Session Information
Session Type: Abstract Submissions (ACR)
Background/Purpose Such orthopedic procedures as spinal fusion and repair of bone defects due to trauma, infection or metastatic disease, require formation of new bone. Adenosine, acting via stimulation of the A2A receptor (A2AR), inhibits osteoclast differentiation. Here we determined whether direct A2AR stimulation or enhancing adenosine concentrations via blockade of purine transport into cells via ent1 with dipyridamole regulates bone formation in a murine calvarial model.

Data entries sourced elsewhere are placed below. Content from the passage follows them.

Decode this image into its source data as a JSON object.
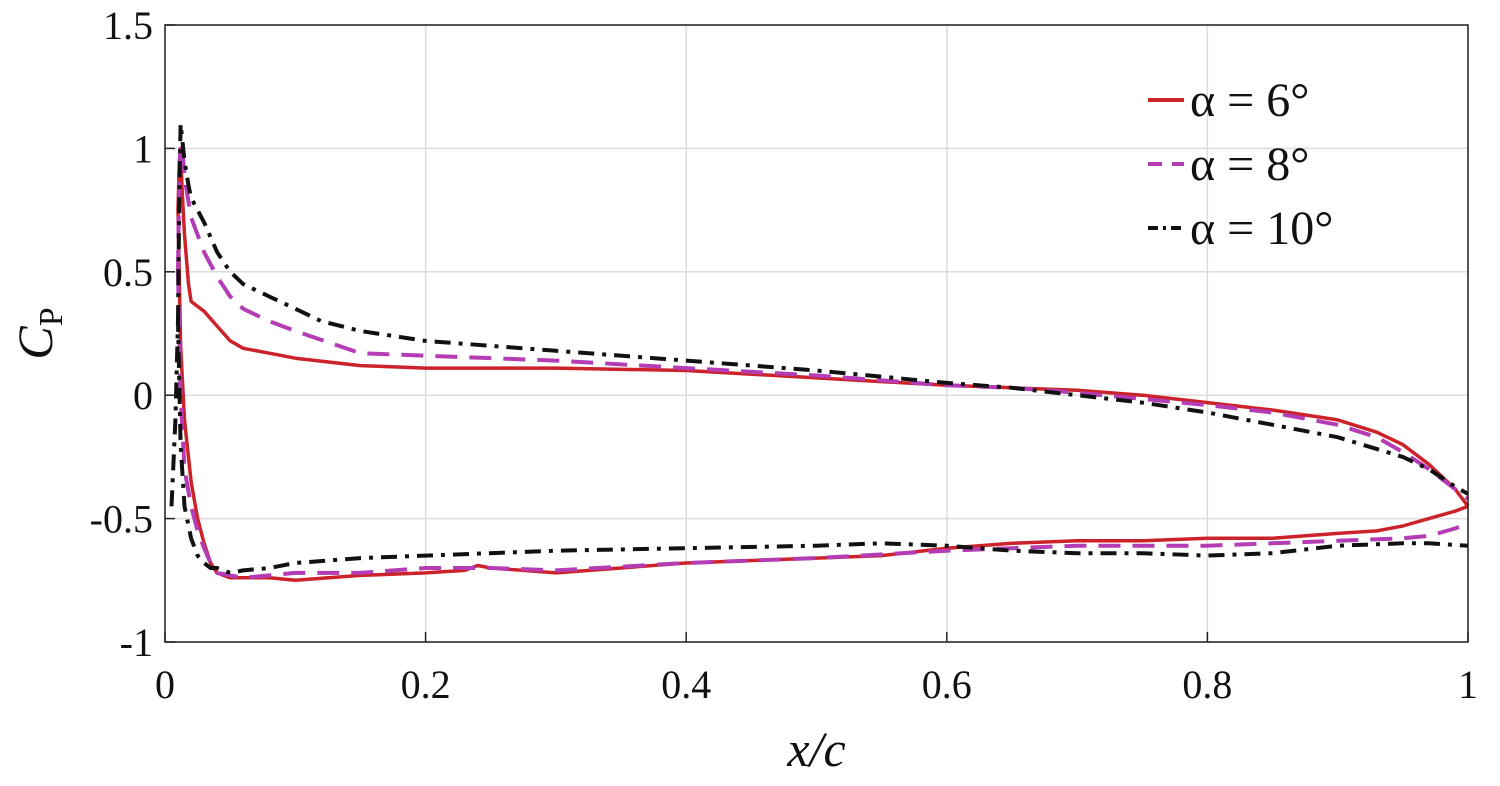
{
  "chart_data": {
    "type": "line",
    "title": "",
    "xlabel": "x/c",
    "ylabel": "C_P",
    "ylabel_main": "C",
    "ylabel_sub": "P",
    "xlim": [
      0,
      1
    ],
    "ylim": [
      -1,
      1.5
    ],
    "xticks": [
      0,
      0.2,
      0.4,
      0.6,
      0.8,
      1
    ],
    "xtick_labels": [
      "0",
      "0.2",
      "0.4",
      "0.6",
      "0.8",
      "1"
    ],
    "yticks": [
      1.5,
      1,
      0.5,
      0,
      -0.5,
      -1
    ],
    "ytick_labels": [
      "1.5",
      "1",
      "0.5",
      "0",
      "-0.5",
      "-1"
    ],
    "grid": true,
    "legend_position": "top-right",
    "series": [
      {
        "name": "α = 6°",
        "color": "#cc2229",
        "dash": "solid",
        "upper": {
          "x": [
            0.01,
            0.011,
            0.012,
            0.013,
            0.015,
            0.018,
            0.02,
            0.025,
            0.03,
            0.04,
            0.05,
            0.06,
            0.08,
            0.1,
            0.15,
            0.2,
            0.3,
            0.4,
            0.5,
            0.6,
            0.65,
            0.7,
            0.75,
            0.8,
            0.85,
            0.9,
            0.93,
            0.95,
            0.97,
            0.99,
            1.0
          ],
          "y": [
            0.75,
            0.95,
            1.0,
            0.85,
            0.65,
            0.45,
            0.38,
            0.36,
            0.34,
            0.28,
            0.22,
            0.19,
            0.17,
            0.15,
            0.12,
            0.11,
            0.11,
            0.1,
            0.07,
            0.04,
            0.03,
            0.02,
            0.0,
            -0.03,
            -0.06,
            -0.1,
            -0.15,
            -0.2,
            -0.28,
            -0.38,
            -0.45
          ]
        },
        "lower": {
          "x": [
            0.01,
            0.012,
            0.015,
            0.02,
            0.025,
            0.03,
            0.035,
            0.04,
            0.05,
            0.06,
            0.08,
            0.1,
            0.15,
            0.2,
            0.23,
            0.24,
            0.25,
            0.3,
            0.35,
            0.4,
            0.5,
            0.55,
            0.6,
            0.65,
            0.7,
            0.75,
            0.8,
            0.85,
            0.9,
            0.93,
            0.95,
            0.97,
            0.99,
            1.0
          ],
          "y": [
            0.75,
            0.2,
            -0.1,
            -0.35,
            -0.5,
            -0.6,
            -0.68,
            -0.72,
            -0.74,
            -0.74,
            -0.74,
            -0.75,
            -0.73,
            -0.72,
            -0.71,
            -0.69,
            -0.7,
            -0.72,
            -0.7,
            -0.68,
            -0.66,
            -0.65,
            -0.62,
            -0.6,
            -0.59,
            -0.59,
            -0.58,
            -0.58,
            -0.56,
            -0.55,
            -0.53,
            -0.5,
            -0.47,
            -0.45
          ]
        }
      },
      {
        "name": "α = 8°",
        "color": "#b43cb4",
        "dash": "dashed",
        "upper": {
          "x": [
            0.01,
            0.011,
            0.012,
            0.014,
            0.016,
            0.02,
            0.025,
            0.03,
            0.04,
            0.05,
            0.06,
            0.08,
            0.1,
            0.15,
            0.2,
            0.3,
            0.4,
            0.5,
            0.6,
            0.65,
            0.7,
            0.8,
            0.85,
            0.9,
            0.93,
            0.95,
            0.97,
            0.99,
            1.0
          ],
          "y": [
            0.5,
            0.9,
            1.02,
            0.95,
            0.85,
            0.72,
            0.65,
            0.58,
            0.48,
            0.4,
            0.35,
            0.3,
            0.26,
            0.17,
            0.16,
            0.14,
            0.11,
            0.08,
            0.04,
            0.03,
            0.01,
            -0.04,
            -0.07,
            -0.12,
            -0.17,
            -0.23,
            -0.3,
            -0.38,
            -0.42
          ]
        },
        "lower": {
          "x": [
            0.01,
            0.012,
            0.015,
            0.02,
            0.025,
            0.03,
            0.035,
            0.04,
            0.05,
            0.06,
            0.08,
            0.1,
            0.15,
            0.2,
            0.25,
            0.3,
            0.4,
            0.5,
            0.6,
            0.65,
            0.7,
            0.75,
            0.8,
            0.85,
            0.9,
            0.95,
            0.97,
            0.99,
            1.0
          ],
          "y": [
            0.5,
            0.0,
            -0.3,
            -0.45,
            -0.55,
            -0.62,
            -0.68,
            -0.72,
            -0.73,
            -0.74,
            -0.73,
            -0.72,
            -0.72,
            -0.7,
            -0.7,
            -0.71,
            -0.68,
            -0.66,
            -0.63,
            -0.62,
            -0.61,
            -0.61,
            -0.61,
            -0.6,
            -0.59,
            -0.58,
            -0.57,
            -0.54,
            -0.52
          ]
        }
      },
      {
        "name": "α = 10°",
        "color": "#111111",
        "dash": "dashdot",
        "upper": {
          "x": [
            0.01,
            0.011,
            0.012,
            0.013,
            0.015,
            0.018,
            0.02,
            0.025,
            0.03,
            0.04,
            0.05,
            0.06,
            0.08,
            0.1,
            0.12,
            0.15,
            0.2,
            0.3,
            0.4,
            0.5,
            0.6,
            0.65,
            0.7,
            0.75,
            0.8,
            0.85,
            0.9,
            0.95,
            0.97,
            0.99,
            1.0
          ],
          "y": [
            0.3,
            0.8,
            1.1,
            1.05,
            0.95,
            0.85,
            0.8,
            0.75,
            0.7,
            0.58,
            0.5,
            0.45,
            0.4,
            0.35,
            0.3,
            0.26,
            0.22,
            0.18,
            0.14,
            0.1,
            0.05,
            0.03,
            0.0,
            -0.03,
            -0.07,
            -0.12,
            -0.17,
            -0.25,
            -0.3,
            -0.37,
            -0.4
          ]
        },
        "lower": {
          "x": [
            0.005,
            0.008,
            0.01,
            0.012,
            0.015,
            0.02,
            0.025,
            0.03,
            0.035,
            0.04,
            0.05,
            0.06,
            0.08,
            0.1,
            0.15,
            0.2,
            0.3,
            0.4,
            0.5,
            0.55,
            0.6,
            0.65,
            0.7,
            0.75,
            0.8,
            0.85,
            0.9,
            0.95,
            0.97,
            1.0
          ],
          "y": [
            -0.45,
            -0.1,
            0.3,
            -0.2,
            -0.45,
            -0.58,
            -0.65,
            -0.68,
            -0.7,
            -0.7,
            -0.72,
            -0.71,
            -0.7,
            -0.68,
            -0.66,
            -0.65,
            -0.63,
            -0.62,
            -0.61,
            -0.6,
            -0.61,
            -0.63,
            -0.64,
            -0.64,
            -0.65,
            -0.64,
            -0.61,
            -0.6,
            -0.6,
            -0.61
          ]
        }
      }
    ]
  }
}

Methods 6-8-wk male C57Bl/6 mice (WT) or A2AKO were anesthetized; a 3mm trephine defect was formed and covered with a collagen scaffold soaked in saline or CGS21680 (A2AR agonist) or dipyridamole (1mM each) alone or in the presence of ZM241385 1mM (A2AR antagonist). Animals received appropriate treatment daily until sacrifice. Bone Morphogenetic Protein 2 (BMP-2) 200ng was used as a bone formation control. At 0, 2, 4, 6 and 8 weeks calvarias were harvested and prepared for microCT and histology. XenoLight Rediject Bone Probe 680 was injected intravenously at different time points and used to probe bone formation (fluorescence).
Results 8 weeks after surgery microCT examination of WT mouse calvaria demonstrated that both CGS21680 and dipyridamole markedly enhanced bone regeneration as well as BMP-2 (60±2%, 79±2% and 75±1% bone regeneration, respectively, vs. 32±2% in control, p<0.001, n=5 mice per condition). Both CGS21680 and dipyridamole effects were abrogated by ZM241385 (20±3% and 26±4% bone regeneration, respectively, vs. 32±2% in control, p=ns, n=5 mice per condition). Neither CGS21680 nor dipyridamole enhanced bone formation in A2AKO mice. In CGS21680- and dipyridamole-treated WT mice there was increased immunostaining for bone formation markers in the bony defects (Alkaline Phosphatase positive cells/hpf increased from 15±1 for control to 21±1 for CGS21680 and 24±1 for dipyridamole, p<0.001). TRAP staining revealed fewer osteoclasts in CGS21680- and dipyridamole-treated defects (17±1 and 16±1 osteoclast/hpf respectively vs. 24±1 Osteoclast/hpf for control, p<0.001) 8 weeks after defect formation, an effect blocked by ZM241385 or absent in A2AR KO mice. In vivo imaging with XenoLight Rediject Bone Probe 680 (a marker of bone formation) reveals a markedly increased fluorescent signal in treated animals, equivalent to BMP-2, when compared to control as soon as one week after bone defect formation and which lasts for at least 7 weeks.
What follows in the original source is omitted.